Delivering on the promise – sports coverage and TV network marketing
Marketing in 2012 means you have to be perfect all the time, using every avenue at your disposal. Falling down and failing at the key moment when you almost have a long-term customer is no longer acceptable. Though, as I write this, was it ever? Today more than ever it’s essential to utilise the cross-platform space to build consumers’ affinity with your brand.
In a time when personal media, on-demand services and internet TV are attracting viewers away from traditional TV viewing, network marketers need to be better than ever at executing campaigns that both entice viewers and engage with audiences beyond the TV screen.
The most glaring marketing campaign for TV at the moment is for the Olympics. Despite the current social media hype, and with budgets I can safely assume are much bigger than ours at SBS, the marketing campaign that rolled out leading up to Nine’s broadcast, and continues as I write, doesn’t give me a sense of an ongoing journey that is worth my viewing time. And I’m an avid Olympics fan.
Nine’s channel promotion is loud and in your face, marring what could have been a more intimate, emotional experience for the viewer. Perhaps it matters little with an event like the Olympics – a sort of ‘schedule it and they will come’ mentality – but it’s disappointing in its delivery all the same. And, from what I’m witnessing, many viewers are feeling the same and venting it via social media.
Foxtel’s campaign on the other hand invites the viewer into its smorgasbord of Olympics coverage. Using traditional and direct channels, Foxtel engaged its subscribers in its offer of eight dedicated channels on either TV or via an app, and extended the experience through its digital and social channels.
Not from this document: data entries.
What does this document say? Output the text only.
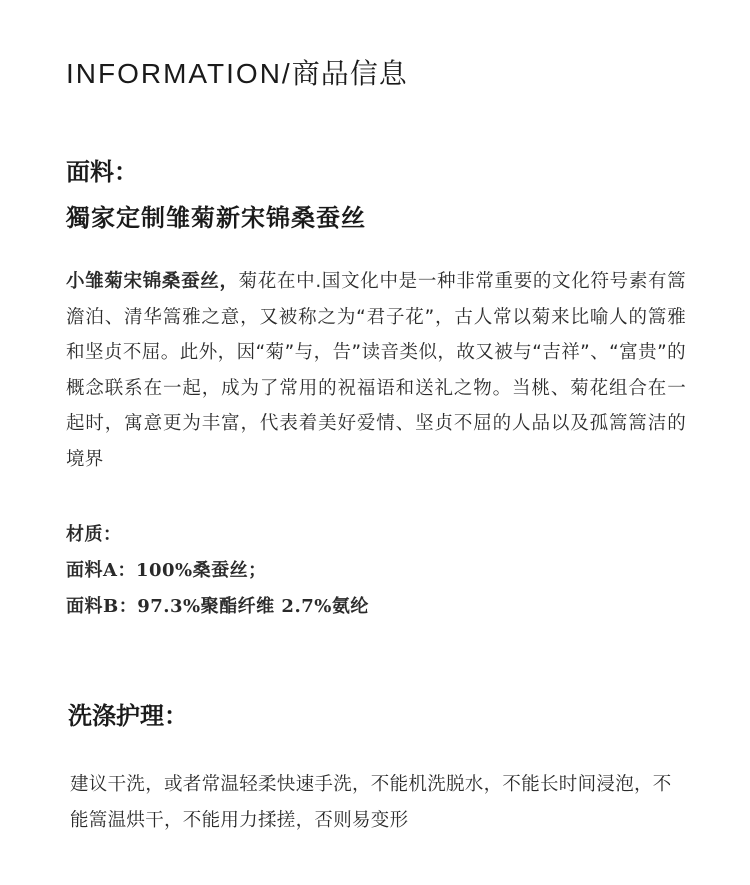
INFORMATION/商品信息
面料：
獨家定制雏菊新宋锦桑蚕丝
小雏菊宋锦桑蚕丝，菊花在中.国文化中是一种非常重要的文化符号素有篙澹泊、清华篙雅之意，又被称之为“君子花”，古人常以菊来比喻人的篙雅和坚贞不屈。此外，因“菊”与，告”读音类似，故又被与“吉祥”、“富贵”的概念联系在一起，成为了常用的祝福语和送礼之物。当桃、菊花组合在一起时，寓意更为丰富，代表着美好爱情、坚贞不屈的人品以及孤篙篙洁的境界
材质：
面料A：100%桑蚕丝；
面料B：97.3%聚酯纤维 2.7%氨纶
洗涤护理：
建议干洗，或者常温轻柔快速手洗，不能机洗脱水，不能长时间浸泡，不能篙温烘干，不能用力揉搓，否则易变形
It leaves the viewer never wanting for anything. The excellent ratings are testament to its appeal and delivery on the promise of a better-than-anywhere Olympic experience.
Another good example is SBS’s Tour de France (yes, I know I work for SBS, but I couldn’t resist) campaign which promised the race’s riveting cycling experience anytime, anywhere. Through cross-channel promotion, starting with television and supported by traditional advertising, both hardcore and would-be fans were enticed to experience Cadel Evans’ journey to defend his yellow jersey. Fans could follow the Tour through live coverage, highlights, online streams and a state of the art app, which garnered praise and delight for its delivery of a Tour fix at any time. The social hub engaged the community of cyclists in Australia and kept feeding the frenzy of interest during the first weeks of the Tour.
Those are the kinds of cross platform television campaigns that deliver – and deliver well – on a promise.
Even beyond television marketing, it’s interesting to see how brands perform in the cross-channel space. I’m particularly impressed by Nike’s ‘She Runs the Night’ campaign with its most amazing follow through cross-channel to an incredible and empowering experience for women. The campaign focused on building a community of women around a central idea, then used multiple platforms and hit home the message that women can be empowered to run at night. This was done via straight press and outdoor advertising, online and social media, events and even branded merchandise. Even if you weren’t a female runner, the sheer breadth of that campaign made you notice it, and it was never advertised on television. If you were a runner, you had an experience as a consumer and a woman that was empowering and satisfying all at once and probably left you with more affinity to Nike than ever before.
So, like TV marketers, it’s easy for brands of all kinds (and I’m not perfect!) to miss opportunities – even with big budgets and all the most effective platforms at our disposal – and fail to deliver on promises so boldly made.